Rabu, 04 April 2012

Mereka yang Bahagia dalam Sembunyi

Mereka yang Bahagia dalam Sembunyi

Ada sebuah kisah yang layak dikasihani tentang matahari dan bulan. Kisah tentang pertemuan yang ‘tak kunjung berujud. Tentang kerinduan yang harus dipendam. Dan dikekang takdir.
Matahari adalah cerita tentang keperkasaan. Maskulinitas yang tidak berbatas. Tentang semangat yang menggelora. Matahari adalah cerita tentang dia yang populer. Yang dipuja, dikultuskan. Tapi matahari juga adalah cerita tentang dia yang kesepian. Dia yang butuh sentuhan lembut dan perhatian. Mungkin butuh teman untuk bercerita. Atau sekedar bercermin muka.
Bulan adalah cerita tentang kelembutan. Tentang ruh feminim yang berujud bulat, lugu, lucu, dan manis. Tentang cahaya yang menenangkan. Bulan adalah cerita tentang keindahan, tentang objek tatapan mahluk-mahluk malam, tentang isi-isi puisi. Cerita tentang dia yang dirindukan oleh para pujangga. Tapi bulan juga tidak sanggup sendiri. Ia ingin punya sahabat untuk menemani, untuk melindungi, atau sekedar menyeimbangkan kelembutannya. Sahabat untuk membuat janji bersama. Membuat cerita bersama.
“Mereka layak dikasihani”, begitu mungkin kata mahluk-mahluk bumi.
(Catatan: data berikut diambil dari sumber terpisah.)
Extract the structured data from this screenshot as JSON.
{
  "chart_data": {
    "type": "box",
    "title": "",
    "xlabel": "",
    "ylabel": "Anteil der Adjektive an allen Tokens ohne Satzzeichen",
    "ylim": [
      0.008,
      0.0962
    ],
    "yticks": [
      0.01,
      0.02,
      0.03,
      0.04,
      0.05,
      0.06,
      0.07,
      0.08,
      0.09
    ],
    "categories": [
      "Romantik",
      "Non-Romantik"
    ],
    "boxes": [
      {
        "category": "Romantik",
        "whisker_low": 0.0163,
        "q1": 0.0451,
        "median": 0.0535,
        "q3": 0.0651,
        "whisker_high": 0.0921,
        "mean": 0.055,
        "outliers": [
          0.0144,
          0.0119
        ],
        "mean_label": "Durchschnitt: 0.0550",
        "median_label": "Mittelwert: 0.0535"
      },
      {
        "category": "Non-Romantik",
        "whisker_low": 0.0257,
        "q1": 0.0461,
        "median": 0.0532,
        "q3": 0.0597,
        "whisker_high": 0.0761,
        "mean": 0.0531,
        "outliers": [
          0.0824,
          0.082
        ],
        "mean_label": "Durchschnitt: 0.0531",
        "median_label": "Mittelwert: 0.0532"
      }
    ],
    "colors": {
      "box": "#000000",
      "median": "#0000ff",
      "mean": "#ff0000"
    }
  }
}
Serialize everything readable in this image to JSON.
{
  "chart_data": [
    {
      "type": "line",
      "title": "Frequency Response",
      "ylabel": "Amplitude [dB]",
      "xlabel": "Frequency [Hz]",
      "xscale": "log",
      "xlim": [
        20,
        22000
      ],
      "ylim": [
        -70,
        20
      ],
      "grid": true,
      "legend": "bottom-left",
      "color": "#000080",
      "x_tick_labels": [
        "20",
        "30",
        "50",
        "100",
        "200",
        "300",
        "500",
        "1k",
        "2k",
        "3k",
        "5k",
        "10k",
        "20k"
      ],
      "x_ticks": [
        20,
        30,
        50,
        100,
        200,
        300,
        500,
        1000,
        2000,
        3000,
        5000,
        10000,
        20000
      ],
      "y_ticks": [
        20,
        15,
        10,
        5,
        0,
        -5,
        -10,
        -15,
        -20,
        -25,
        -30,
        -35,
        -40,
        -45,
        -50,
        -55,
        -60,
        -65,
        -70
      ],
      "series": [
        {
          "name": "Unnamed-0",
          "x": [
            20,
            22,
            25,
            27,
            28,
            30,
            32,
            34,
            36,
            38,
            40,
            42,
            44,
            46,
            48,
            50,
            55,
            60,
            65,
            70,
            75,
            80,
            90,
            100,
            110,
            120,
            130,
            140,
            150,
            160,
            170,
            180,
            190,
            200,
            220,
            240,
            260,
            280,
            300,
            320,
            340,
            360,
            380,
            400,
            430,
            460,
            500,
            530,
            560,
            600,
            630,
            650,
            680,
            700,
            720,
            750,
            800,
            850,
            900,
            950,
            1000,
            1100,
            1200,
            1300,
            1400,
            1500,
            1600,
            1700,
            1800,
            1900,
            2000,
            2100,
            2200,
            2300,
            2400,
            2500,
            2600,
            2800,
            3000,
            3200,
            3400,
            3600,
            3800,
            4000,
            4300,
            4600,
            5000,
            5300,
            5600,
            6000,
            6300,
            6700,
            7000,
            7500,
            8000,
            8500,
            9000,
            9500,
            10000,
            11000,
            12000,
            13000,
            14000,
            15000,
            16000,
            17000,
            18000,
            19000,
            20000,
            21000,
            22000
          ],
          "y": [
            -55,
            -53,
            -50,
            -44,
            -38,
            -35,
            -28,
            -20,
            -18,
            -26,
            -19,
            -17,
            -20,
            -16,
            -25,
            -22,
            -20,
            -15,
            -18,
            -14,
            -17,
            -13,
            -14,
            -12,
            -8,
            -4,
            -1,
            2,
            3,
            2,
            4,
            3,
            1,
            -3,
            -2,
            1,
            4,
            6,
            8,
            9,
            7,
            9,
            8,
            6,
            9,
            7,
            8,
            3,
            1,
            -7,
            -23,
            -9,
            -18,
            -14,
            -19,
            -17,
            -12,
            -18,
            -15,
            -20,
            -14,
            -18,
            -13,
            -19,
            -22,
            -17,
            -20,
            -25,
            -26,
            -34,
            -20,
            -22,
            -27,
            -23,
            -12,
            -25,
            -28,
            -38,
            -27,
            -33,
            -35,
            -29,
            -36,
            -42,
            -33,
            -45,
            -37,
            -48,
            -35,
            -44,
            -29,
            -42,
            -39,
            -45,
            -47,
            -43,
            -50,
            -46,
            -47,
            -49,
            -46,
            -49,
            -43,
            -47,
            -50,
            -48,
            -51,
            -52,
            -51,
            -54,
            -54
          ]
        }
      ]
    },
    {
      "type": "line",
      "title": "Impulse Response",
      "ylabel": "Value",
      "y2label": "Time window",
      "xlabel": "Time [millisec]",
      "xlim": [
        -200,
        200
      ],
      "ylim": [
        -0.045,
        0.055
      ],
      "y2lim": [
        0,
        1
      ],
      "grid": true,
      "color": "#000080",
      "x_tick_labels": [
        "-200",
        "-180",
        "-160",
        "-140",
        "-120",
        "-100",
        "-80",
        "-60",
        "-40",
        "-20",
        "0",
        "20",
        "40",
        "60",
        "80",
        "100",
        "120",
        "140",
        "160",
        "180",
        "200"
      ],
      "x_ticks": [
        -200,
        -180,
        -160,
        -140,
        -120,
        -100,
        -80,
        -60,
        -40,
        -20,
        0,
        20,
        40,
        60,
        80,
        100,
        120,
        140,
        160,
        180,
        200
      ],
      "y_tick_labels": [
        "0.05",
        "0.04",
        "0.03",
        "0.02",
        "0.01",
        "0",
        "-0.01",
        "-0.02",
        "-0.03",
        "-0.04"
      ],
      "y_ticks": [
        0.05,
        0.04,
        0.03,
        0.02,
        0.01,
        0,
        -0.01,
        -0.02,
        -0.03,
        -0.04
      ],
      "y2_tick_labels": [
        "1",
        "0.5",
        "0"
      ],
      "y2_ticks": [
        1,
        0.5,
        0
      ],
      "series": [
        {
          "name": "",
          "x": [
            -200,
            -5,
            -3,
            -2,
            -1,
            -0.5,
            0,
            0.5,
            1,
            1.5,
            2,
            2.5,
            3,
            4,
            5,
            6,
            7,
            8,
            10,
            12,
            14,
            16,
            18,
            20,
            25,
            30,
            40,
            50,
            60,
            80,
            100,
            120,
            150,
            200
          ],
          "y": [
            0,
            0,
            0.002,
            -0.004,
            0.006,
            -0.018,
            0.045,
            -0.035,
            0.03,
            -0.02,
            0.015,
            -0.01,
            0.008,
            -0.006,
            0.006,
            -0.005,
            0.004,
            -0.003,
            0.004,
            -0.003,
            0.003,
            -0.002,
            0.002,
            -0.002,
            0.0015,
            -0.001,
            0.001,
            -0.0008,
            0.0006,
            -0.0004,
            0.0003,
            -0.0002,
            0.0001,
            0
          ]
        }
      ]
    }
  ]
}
Karena mereka saling merindu, tapi tidak dikehendaki takdir.Matahari tidak seharusnya kesepian, bulan juga tak layak didera kerinduan. “Bulan hanya bagian kecil dari tata surya, untuk apa kau menantikannya”. “Matahari terlalu hebat den besar untukmu, sudahlah lupakan saja”. Itu kata mereka, mahluk bumi yang paling tahu. Mahluk bumi yang selalu paling pintar.
Kasihanilah, karena mereka memang layak dikasihani. Tapi percayalah, di sana matahari dan bulan dengan mesra saling bertatapan. Saling mengisi. Saling memberi dan menerima. Saling menguatkan. Mereka berkedip-kedipan. Saling menggoda. Saling beradu canda. Saling membahagia. Dan tetap, saling merindu. Dan mungkin akan selamanya seperti itu.